Housing 101 further comprises a user interface comprising
push-buttons 162 and a display 161.
[0085] The lower part of housing 101 further comprises two or more
first sensor elements 151 in the form of skin electrodes adapted to
remain in electrical conductive contact with the skin of the user,
when the housing 101 is applied adhered thereto. The first sensor
elements 151 are essentially flush with the skin mounting surface
104. In the embodiment shown in FIGS. 2a-2d, four sensor elements
151 are evenly distributed along the perimeter of a circle which
substantially corresponds to the outline of housing 101. Two
electrodes will then be able to measure the near-field and the
other two electrodes will measure the far-field from the heart
dipole. Each of the first sensor elements 151 are electrically
connected to electronic sensing circuitry (not shown) arranged in
the interior of housing 101. A 4-electrode structure makes a robust
sensing scheme with respect to different orientations in the
abdominal region.
[0086] As indicated in the third embodiment depicted on FIG. 3, the
drug delivery device 100 may include a disposable assembly 103
having a hollow needle 113, four skin contact electrodes 151 each
having an interior part 154 protruding through openings in the
disposable assembly 103, a pump actuator (not shown) and a drug
reservoir (not shown). This delivery device according to the third
embodiment further includes a reusable assembly 102 having a
control portion to control the pump actuator upon attachment of the
reusable assembly and the disposable assembly, contact points (not
shown) for mating with the interior parts 154 of skin contact
electrodes 151 and associated circuitry for the sensing of ECG
signals (not shown). Reusable assembly further includes a local
micro processor 120 connected to the control portion associated
with the pump actuator and connected to the sensing circuitry for
analyzing the individual received parameters from skin contact
electrodes.
[0087] A further embodiment (not shown) may comprise a reusable
assembly 102 which includes some or all of the sensor elements
(151) and/or the secondary sensor elements (152). In this
configuration, sensor elements protrudes through openings in the
disposable assembly (103) in order to make contact with the skin of
the user, or alternatively, via conductive gel pads or other
elements which are able to convey relevant signals or parameters in
accordance with the selected sensor parameters.

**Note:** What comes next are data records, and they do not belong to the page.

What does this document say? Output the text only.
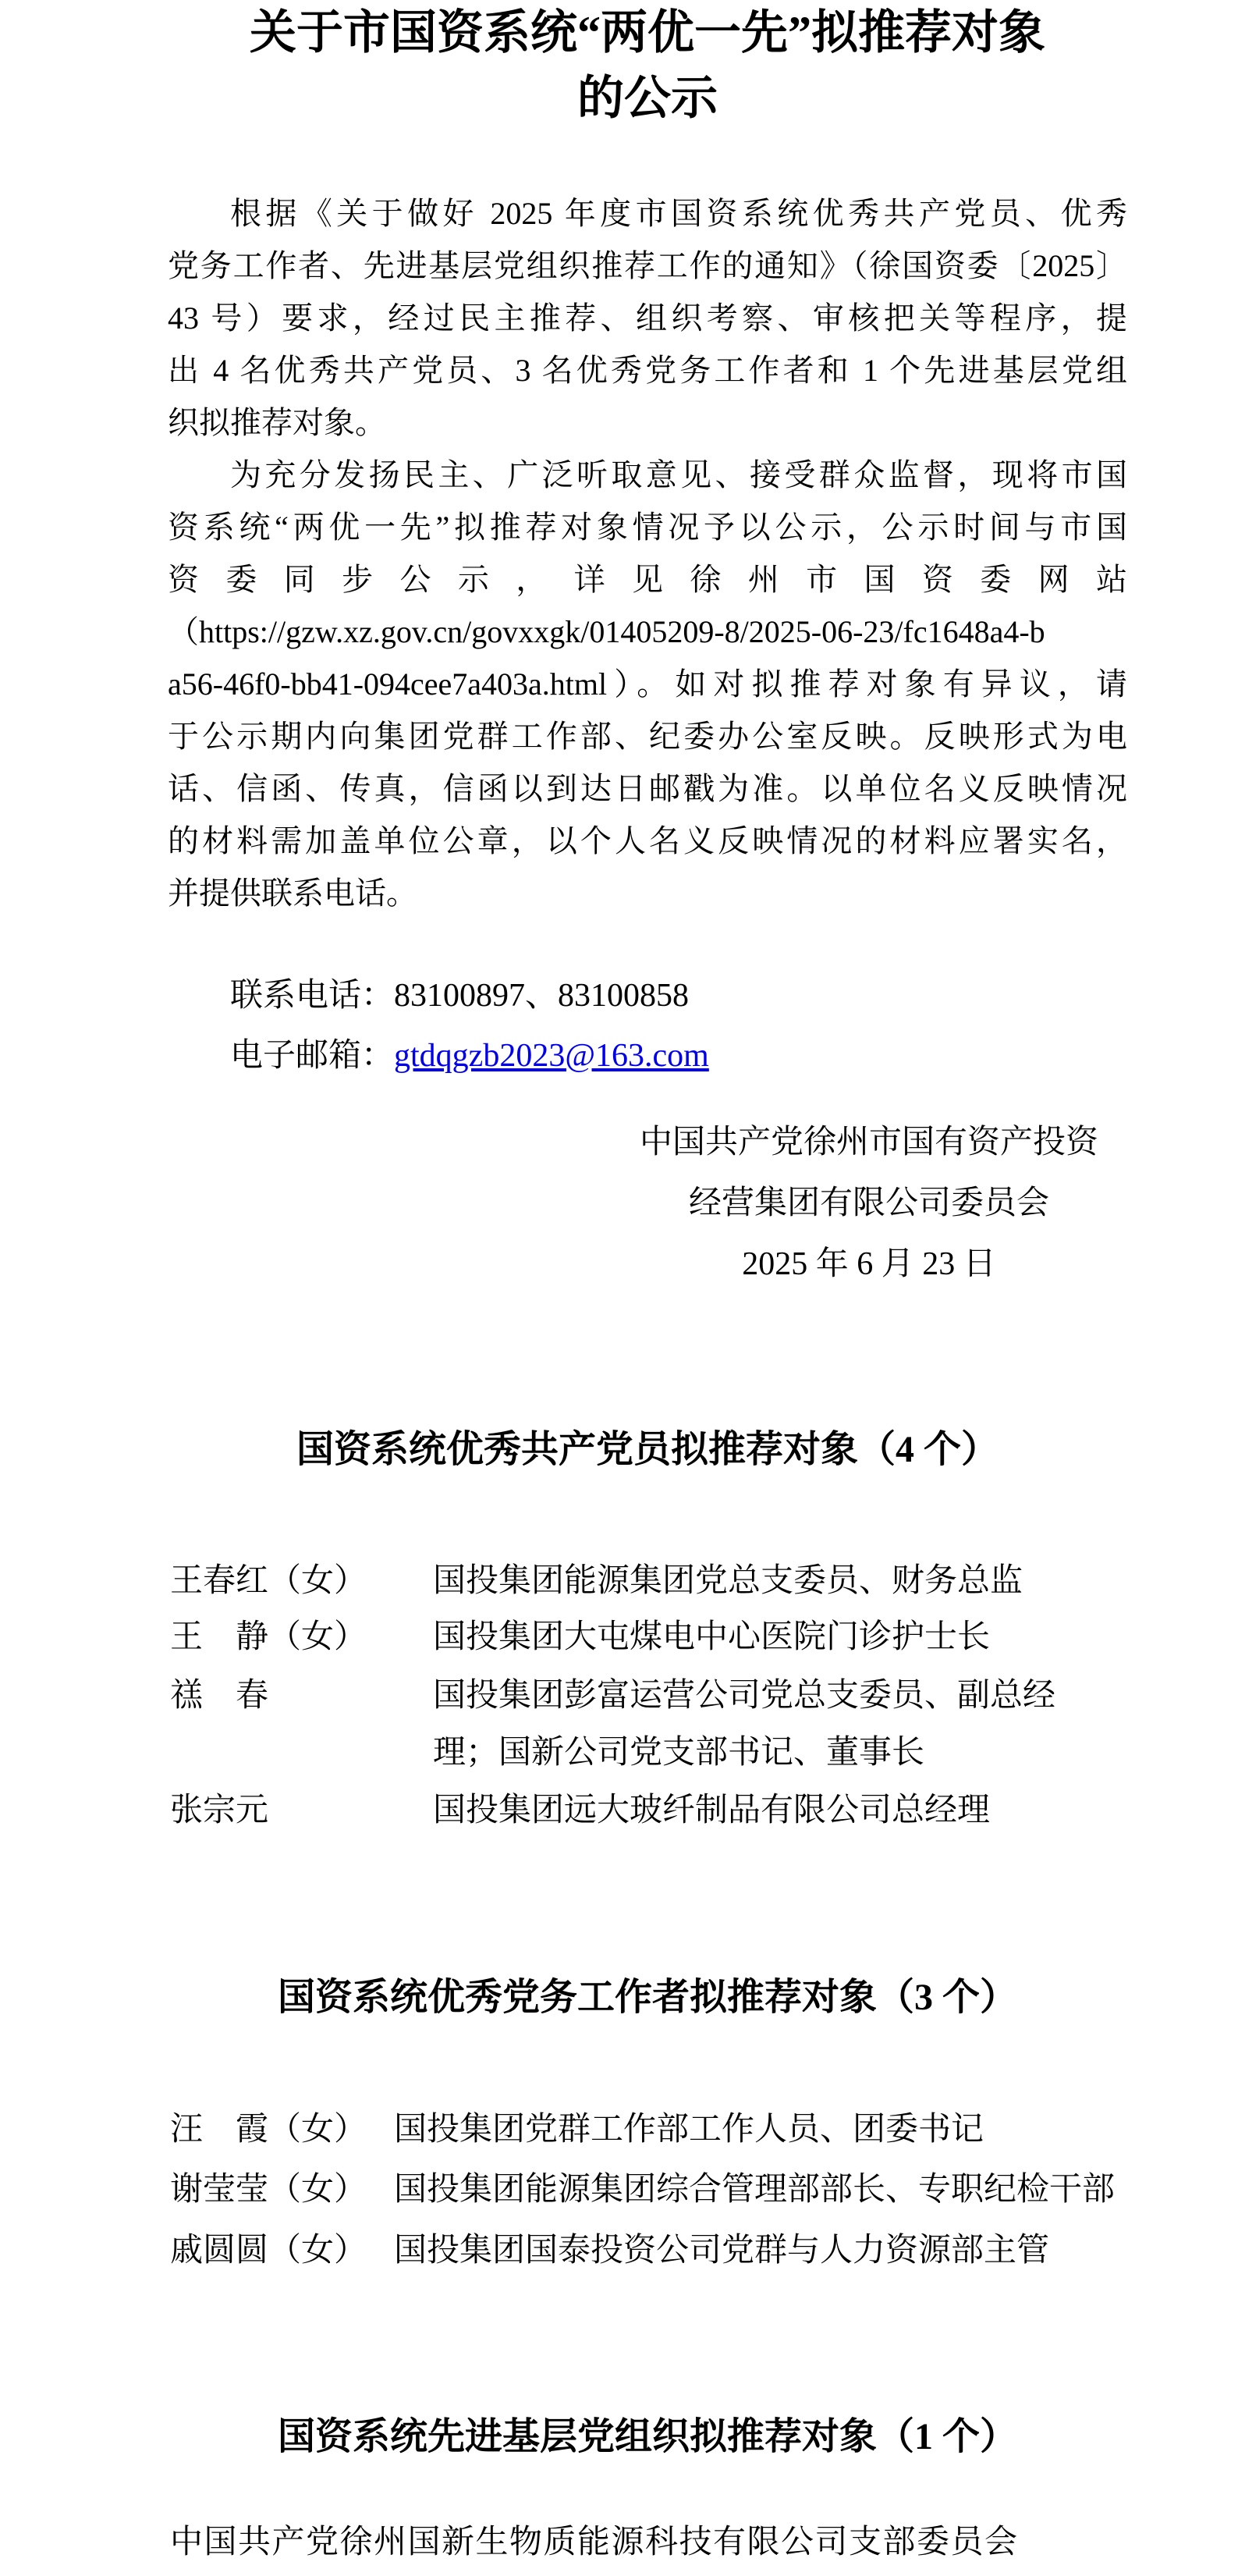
关于市国资系统“两优一先”拟推荐对象
的公示
根据《关于做好 2025 年度市国资系统优秀共产党员、优秀
党务工作者、先进基层党组织推荐工作的通知》（徐国资委〔2025〕
43 号）要求，经过民主推荐、组织考察、审核把关等程序，提
出 4 名优秀共产党员、3 名优秀党务工作者和 1 个先进基层党组
织拟推荐对象。
为充分发扬民主、广泛听取意见、接受群众监督，现将市国
资系统“两优一先”拟推荐对象情况予以公示，公示时间与市国
资委同步公示，详见徐州市国资委网站
（https://gzw.xz.gov.cn/govxxgk/01405209-8/2025-06-23/fc1648a4-b
a56-46f0-bb41-094cee7a403a.html）。如对拟推荐对象有异议，请
于公示期内向集团党群工作部、纪委办公室反映。反映形式为电
话、信函、传真，信函以到达日邮戳为准。以单位名义反映情况
的材料需加盖单位公章，以个人名义反映情况的材料应署实名，
并提供联系电话。
联系电话：83100897、83100858
电子邮箱：gtdqgzb2023@163.com
中国共产党徐州市国有资产投资
经营集团有限公司委员会
2025 年 6 月 23 日
国资系统优秀共产党员拟推荐对象（4 个）
王春红（女） 国投集团能源集团党总支委员、财务总监
王　静（女） 国投集团大屯煤电中心医院门诊护士长
禚　春	国投集团彭富运营公司党总支委员、副总经
理；国新公司党支部书记、董事长
张宗元	国投集团远大玻纤制品有限公司总经理
国资系统优秀党务工作者拟推荐对象（3 个）
汪　霞（女） 国投集团党群工作部工作人员、团委书记
谢莹莹（女） 国投集团能源集团综合管理部部长、专职纪检干部
戚圆圆（女） 国投集团国泰投资公司党群与人力资源部主管
国资系统先进基层党组织拟推荐对象（1 个）
中国共产党徐州国新生物质能源科技有限公司支部委员会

[0088] FIGS. 4a and 4b illustrates a variation of the disposable
assembly of the embodiment shown in FIG. 3. Here eight individual
skin contact electrodes 151 are evenly distributed along the
perimeter of the skin mounting surface 104 of disposable assembly
103. This configuration is less sensitive regarding the quality of
the received signals as a function of the angular orientation of
the delivery device with respect to a line drawn from the heart
region of the patient to the application site of the drug delivery
device 100. Also, increasing the number of skin contact electrodes
151 provides increased potential for noise cancellation.
[0089] Although the embodiments shown in FIG. 2a-d, 3 and 4a-b
shows electrode configurations where electrodes are arranged in a
circular configuration, it is to be noted that various other
layouts of electrode structures including altering the number or
electrodes are feasible without parting from the scope of this
invention.
[0090] Instead of using plural dedicated sensor elements 151 and
152, which are only used for this particular purpose, the invention
provides for the possibility of having the transcutaneous access
means (which may be a hollow needle 113) constitute one of said
sensor elements 151 and 152. The same applies to the skin mounting
surface 104 of the housing, which may form one of the sensor
elements 151 or 152. In other configurations either the
transcutaneous access means 113 or the mounting surface 104 of the
housing 101 may define a ground potential.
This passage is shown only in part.